En Angleterre, par exemple, on développe les « Destructors » les premiers fours d’incinération des ordures ménagères qui, la plupart du temps, vont alimenter en chaleur des machines à vapeur fournissant travail mécanique et électricité.

L’incinération est d’ailleurs très appréciée des hygiénistes qui y voient un « feu purificateur », l’expression symbolique du Grand Progrès.
A partir du premier quart du XXe siècle, la décharge prend le relais de l’incinération quand la capacité des incinérateurs est dépassée ou, au contraire, là où les flux de déchets sont trop faibles pour « rentabiliser » l’investissement dans un incinérateur.


La Senne de Bruxelles, victime des temps nouveaux

À Bruxelles, ce mouvement hygiéniste atteint son apogée avec le « voûtement » de la Senne.
Entre 1867 et 1871, la Senne va être enfouie sous terre. Il faut dire que la pauvre rivière servait essentiellement d’égout à cette époque et était source d’épidémies relativement fréquentes.
Ces gigantesques travaux vont profondément modifier la physionomie de la ville.

Chantier du voûtement de la Senne dans le centre de Bruxelles en 1867 – Source : Wikipedia

Bruxelles possède un réseau d’égouts depuis le XVIIème siècle, mais il est bien défaillant et ne dessert pas tous les quartiers, loin de là. Il faudra attendre 1894 pour qu’une loi impose enfin le tout-à-l’égout, c’est-à-dire que chaque maison, chaque bâtiment, soit enfin raccordé aux égouts.
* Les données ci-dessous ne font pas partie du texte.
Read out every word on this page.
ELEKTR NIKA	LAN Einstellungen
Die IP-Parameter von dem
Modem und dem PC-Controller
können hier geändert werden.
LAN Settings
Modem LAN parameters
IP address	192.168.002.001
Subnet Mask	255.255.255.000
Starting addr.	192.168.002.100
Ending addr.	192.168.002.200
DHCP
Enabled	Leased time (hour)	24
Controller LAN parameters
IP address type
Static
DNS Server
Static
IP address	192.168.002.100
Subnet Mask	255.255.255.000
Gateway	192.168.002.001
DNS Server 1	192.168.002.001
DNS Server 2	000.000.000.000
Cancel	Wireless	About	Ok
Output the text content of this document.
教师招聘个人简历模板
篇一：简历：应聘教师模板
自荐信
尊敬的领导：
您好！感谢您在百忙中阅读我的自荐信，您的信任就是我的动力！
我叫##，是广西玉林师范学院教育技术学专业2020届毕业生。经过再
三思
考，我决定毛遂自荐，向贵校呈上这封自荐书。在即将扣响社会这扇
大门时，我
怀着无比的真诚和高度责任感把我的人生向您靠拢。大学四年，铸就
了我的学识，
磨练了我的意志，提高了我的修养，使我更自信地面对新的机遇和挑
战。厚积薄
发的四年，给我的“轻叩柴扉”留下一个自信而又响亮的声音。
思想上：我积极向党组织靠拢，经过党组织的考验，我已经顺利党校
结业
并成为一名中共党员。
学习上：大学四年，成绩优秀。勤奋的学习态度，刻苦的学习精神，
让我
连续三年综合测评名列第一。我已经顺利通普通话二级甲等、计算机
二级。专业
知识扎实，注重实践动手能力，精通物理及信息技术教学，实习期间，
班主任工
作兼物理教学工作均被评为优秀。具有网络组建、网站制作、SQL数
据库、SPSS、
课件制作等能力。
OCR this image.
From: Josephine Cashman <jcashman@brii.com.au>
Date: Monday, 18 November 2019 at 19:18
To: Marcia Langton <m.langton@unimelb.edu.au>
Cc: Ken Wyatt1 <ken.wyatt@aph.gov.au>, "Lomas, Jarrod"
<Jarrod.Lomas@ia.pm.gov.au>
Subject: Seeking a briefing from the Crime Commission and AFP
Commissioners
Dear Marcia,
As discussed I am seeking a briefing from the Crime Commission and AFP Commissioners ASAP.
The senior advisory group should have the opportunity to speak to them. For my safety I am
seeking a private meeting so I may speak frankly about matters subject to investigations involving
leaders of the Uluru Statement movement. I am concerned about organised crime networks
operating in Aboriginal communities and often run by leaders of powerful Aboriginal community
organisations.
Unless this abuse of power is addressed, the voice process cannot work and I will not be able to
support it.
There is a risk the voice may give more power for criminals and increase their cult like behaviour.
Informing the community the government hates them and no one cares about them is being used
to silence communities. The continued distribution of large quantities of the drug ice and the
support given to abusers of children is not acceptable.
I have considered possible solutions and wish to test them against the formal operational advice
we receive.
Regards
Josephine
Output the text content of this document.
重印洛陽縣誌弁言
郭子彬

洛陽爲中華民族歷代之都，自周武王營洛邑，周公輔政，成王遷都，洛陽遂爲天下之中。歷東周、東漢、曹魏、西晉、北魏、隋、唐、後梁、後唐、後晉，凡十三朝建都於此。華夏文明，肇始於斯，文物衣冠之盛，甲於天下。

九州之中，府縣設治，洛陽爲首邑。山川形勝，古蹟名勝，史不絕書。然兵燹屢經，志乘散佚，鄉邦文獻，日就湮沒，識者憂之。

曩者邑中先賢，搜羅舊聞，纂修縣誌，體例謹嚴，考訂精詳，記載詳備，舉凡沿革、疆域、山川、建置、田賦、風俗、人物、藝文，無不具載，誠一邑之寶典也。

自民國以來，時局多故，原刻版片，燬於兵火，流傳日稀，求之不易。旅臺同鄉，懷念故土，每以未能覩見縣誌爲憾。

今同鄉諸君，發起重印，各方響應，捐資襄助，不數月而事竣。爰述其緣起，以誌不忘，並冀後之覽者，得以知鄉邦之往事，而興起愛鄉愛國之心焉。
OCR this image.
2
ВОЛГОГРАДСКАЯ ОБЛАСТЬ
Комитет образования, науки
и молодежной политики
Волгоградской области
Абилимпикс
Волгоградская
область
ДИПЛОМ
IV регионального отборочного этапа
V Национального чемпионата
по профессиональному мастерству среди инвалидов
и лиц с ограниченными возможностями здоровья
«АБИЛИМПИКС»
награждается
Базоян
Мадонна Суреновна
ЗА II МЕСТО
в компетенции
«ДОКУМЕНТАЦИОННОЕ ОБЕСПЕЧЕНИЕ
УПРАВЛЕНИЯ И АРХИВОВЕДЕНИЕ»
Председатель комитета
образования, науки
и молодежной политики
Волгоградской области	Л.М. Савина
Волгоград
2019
Photographie des travaux du voûtement de la Senne à Bruxelles, fin du XIXème siècle : construction des égoûts.
Source : JeRetiens

C’est aussi de cette époque que date le premier incinérateur bruxellois. En effet, la population croît rapidement.
Le stockage et l’élimination des déchets deviennent donc des défis majeurs.

La Ville chercha des solutions et vota des crédits pour y parvenir. L’échevin des Travaux Publics de Bruxelles, Charles Janssen, se rendit à Leeds, en Angleterre, en octobre 1887 afin d’y étudier un nouveau procédé : l’incinération des ordures. Son rapport fut plutôt concluant et la Ville en accepta le principe. Il fallut par contre attendre l’accord de la commune de Molenbeek sur le territoire de laquelle le nouvel incinérateur devait être construit. Celle-ci refusait toute manipulation d’immondices à proximité de son territoire et donc, bien évidemment dessus.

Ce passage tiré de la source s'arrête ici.